What is the link between artificial sweeteners and obesity?
We consume artificial sweeteners sometimes without knowing and sometimes deliberately, along with commercial products, thinking they are healthy and very effective for controlling blood sugar and weight. The truth about them is far from it.
Desserts, chewing gum, juice, instant coffee, chewable vitamins, ice cream, jelly, candy, yogurt, almost all diet products, “light” or “sugar-free” aren’t a wise choice. Researchers warn that artificial sweeteners used to replace sugar are actually hundreds of times sweeter than it and cause numerous health problems, among which are diabetes, obesity, and cancer.
These are synthetic substances much sweeter than sugar and contain less calories, almost imperceptible. Thus, products based on sweeteners have far less calories than those containing sugar.
US Food and Drug Administration approved six artificial sweeteners with few calories to be used in a variety of foods: aspartame, saccharin, cyclamate, acesulfame-K, sucralose, and advantame.
E 951 – Aspartame
Aspartame is one of the most present on the market, included in more than 6,000 products worldwide, either alone or in combination with saccharin. It is found in the form of a white crystalline powder or in granular form.
E 954 – Saccharin
Saccharin was discovered in 1879, presenting in the form of colorless crystals, sometimes gaining a white hue. It is obtained from petroleum. Saccharin was suspected of promoting cancer, so both its consumption and commercialization was banned in Canada.
E 952 – Cyclamate
Cyclamate is used in the manufacture of soft drinks, biscuits and pastries, jams and canned fruits. The sweetening power of cyclamate varies between 30-80, depending on the food product. In high concentrations, its sweetness is affected by an unpleasant residual component.
E 950 – Acesulfame K
Acesulfame K (K for Potassium) is an artificial sweetener discovered accidentally in 1967. It is found in the form of colorless crystals or a white crystalline powder. The sweet taste of acesulfame K installs rapidly and it resembles the one of sucrose at low concentrations; at higher concentrations, the taste of acesulfame K is affected by a slight bitter residual component, less intense than that of saccharin.
E 955 – Sucralose
Due to its high stability, sucralose can be used in products that require heat treatment or prolonged storage period. Sucralose is used frequently in sweets and soft drinks, but it is also marketed as such, under the name of “Splenda”, mixed with other substances such as dextrose and maltodextrin.
The last artificial sweetener approved by the FDA, is aspartame’s sweeter uncle, to be more specific 20,000 times, gram per gram, sweeter than sugar.
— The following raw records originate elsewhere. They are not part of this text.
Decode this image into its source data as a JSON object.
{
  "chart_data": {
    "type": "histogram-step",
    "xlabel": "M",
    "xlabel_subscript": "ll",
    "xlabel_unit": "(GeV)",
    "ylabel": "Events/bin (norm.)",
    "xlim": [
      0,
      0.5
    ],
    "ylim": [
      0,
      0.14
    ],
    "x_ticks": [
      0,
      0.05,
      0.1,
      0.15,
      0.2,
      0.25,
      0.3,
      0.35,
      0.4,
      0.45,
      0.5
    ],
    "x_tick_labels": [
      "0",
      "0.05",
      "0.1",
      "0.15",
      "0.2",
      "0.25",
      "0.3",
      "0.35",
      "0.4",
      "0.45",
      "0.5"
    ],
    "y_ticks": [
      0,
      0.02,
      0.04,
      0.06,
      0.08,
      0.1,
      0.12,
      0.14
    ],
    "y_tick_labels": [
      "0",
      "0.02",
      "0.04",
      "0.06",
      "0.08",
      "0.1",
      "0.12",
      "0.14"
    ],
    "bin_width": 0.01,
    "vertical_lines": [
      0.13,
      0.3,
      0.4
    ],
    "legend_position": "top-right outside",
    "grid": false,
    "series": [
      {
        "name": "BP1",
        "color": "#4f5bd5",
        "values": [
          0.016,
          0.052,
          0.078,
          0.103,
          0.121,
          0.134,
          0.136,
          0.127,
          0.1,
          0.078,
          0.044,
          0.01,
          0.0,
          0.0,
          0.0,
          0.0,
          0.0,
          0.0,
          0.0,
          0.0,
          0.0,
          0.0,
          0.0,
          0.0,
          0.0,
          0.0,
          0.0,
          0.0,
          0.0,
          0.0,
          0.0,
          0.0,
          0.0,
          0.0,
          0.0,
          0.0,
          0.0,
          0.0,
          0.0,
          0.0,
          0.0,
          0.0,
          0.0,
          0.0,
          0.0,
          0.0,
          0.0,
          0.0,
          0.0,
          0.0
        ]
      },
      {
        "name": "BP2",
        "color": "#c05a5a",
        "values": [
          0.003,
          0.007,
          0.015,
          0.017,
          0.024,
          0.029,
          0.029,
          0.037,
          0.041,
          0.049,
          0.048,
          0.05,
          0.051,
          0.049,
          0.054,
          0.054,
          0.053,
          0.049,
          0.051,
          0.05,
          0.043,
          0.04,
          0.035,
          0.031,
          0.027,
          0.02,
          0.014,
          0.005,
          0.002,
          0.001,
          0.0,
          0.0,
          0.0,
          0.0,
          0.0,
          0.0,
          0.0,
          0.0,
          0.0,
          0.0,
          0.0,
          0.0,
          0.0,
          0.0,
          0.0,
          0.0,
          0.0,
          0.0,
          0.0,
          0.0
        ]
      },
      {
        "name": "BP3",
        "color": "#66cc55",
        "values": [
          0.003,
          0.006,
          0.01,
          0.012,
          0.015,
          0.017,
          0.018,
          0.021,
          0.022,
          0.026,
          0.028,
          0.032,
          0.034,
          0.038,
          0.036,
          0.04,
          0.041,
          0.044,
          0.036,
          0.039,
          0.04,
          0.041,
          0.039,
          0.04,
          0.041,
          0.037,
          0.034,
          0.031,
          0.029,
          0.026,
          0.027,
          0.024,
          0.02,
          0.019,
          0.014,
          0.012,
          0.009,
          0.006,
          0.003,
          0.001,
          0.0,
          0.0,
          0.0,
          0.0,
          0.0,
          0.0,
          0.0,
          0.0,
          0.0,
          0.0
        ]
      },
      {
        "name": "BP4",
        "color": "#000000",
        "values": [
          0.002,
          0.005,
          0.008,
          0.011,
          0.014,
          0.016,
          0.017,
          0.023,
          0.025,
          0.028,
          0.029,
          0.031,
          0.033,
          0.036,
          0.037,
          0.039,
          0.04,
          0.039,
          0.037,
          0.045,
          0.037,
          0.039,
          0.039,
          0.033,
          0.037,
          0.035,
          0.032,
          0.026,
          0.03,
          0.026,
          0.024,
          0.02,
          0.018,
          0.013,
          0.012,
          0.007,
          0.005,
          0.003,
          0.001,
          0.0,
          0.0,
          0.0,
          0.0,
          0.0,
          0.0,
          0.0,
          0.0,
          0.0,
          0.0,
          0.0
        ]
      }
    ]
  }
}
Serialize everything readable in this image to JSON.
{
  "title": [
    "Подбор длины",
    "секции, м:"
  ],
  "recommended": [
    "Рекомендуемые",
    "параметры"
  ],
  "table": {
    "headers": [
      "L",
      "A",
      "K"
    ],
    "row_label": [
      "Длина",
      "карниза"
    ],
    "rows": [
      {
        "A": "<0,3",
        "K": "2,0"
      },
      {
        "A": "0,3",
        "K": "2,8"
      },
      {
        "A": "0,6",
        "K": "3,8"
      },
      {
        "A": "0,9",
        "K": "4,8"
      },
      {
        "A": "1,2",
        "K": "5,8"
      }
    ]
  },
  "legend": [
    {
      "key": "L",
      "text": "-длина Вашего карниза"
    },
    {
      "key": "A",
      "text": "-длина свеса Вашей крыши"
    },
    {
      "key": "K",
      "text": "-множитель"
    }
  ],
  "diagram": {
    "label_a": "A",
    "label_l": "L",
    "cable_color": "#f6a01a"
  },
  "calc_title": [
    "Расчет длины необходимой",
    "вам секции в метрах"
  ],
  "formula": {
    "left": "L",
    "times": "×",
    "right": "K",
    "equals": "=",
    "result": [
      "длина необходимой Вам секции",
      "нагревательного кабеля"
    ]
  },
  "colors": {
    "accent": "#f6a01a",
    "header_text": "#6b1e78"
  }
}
Artificial sweeteners also fatten
If you read the label of the products containing sweeteners, you will see that they are recommended for people with weight problems or diabetes. In the case of healthy individuals, sugar (especially the one contained by fruits) is food for the brain. Doctors warn that sweeteners are not recommended for children or healthy adults. In this regard, sugar is a better option because in moderate amounts it provides calories that are necessary for energy.
When it comes to sweeteners, one problem stands: some of them can lead to gaining weight. That’s because these chemicals turn the body’s ability to control its appetite upside down. Thus, the body requires more food than it needs. Normally, the body expects to receive large amounts of calories when it feels the taste of sweet and it prepares the digestive system for this. When calories don’t follow the sweet taste, as it happens in the case of artificial sweetener, the body gets confused and cannot control its appetite.
So you eat more and you gain weight accordingly.
Leads to cardiovascular diseases
A study conducted on 60,000 women with an average age of 62.8 years, revealed a link between consuming diet drinks and cardiovascular problems. “Although the term diet should designate a healthy product, several studies have shown that artificial sweeteners in low-calorie beverages are one of the causes of metabolic syndrome and heart diseases”, researcher Ankur Vyas from the University of Iowa Hospitals and Clinics explained.
What can you do?
Addiction to a certain type of artificial sugar cannot be easily eliminated. You need perseverance and a well-established plan.
You can start by reducing the amount of artificial sugars in your diet, by moderate consumption of certain foods and beverages. If you use them in coffee or tea, try to minimize the amount. Use less cookies, juices, sugar-free chewing gums in your diet and all the similar products promoted in TV commercials. In time, your body will be able to get rid of this addiction to sweets.
Simultaneously, you can replace certain artificial sugar-based products with natural alternatives. Think about the benefits of fruits and vegetables. They contain natural sugars that help the body more than any artificial sugar produced for commercial use.
If you fail to get rid of that desire to eat “sweets” even after you have reduced or replaced food and drinks that contain these substances, resort to the true natural sweetener given by nature: honey. One tablespoon of honey in the morning tea is a miracle worker.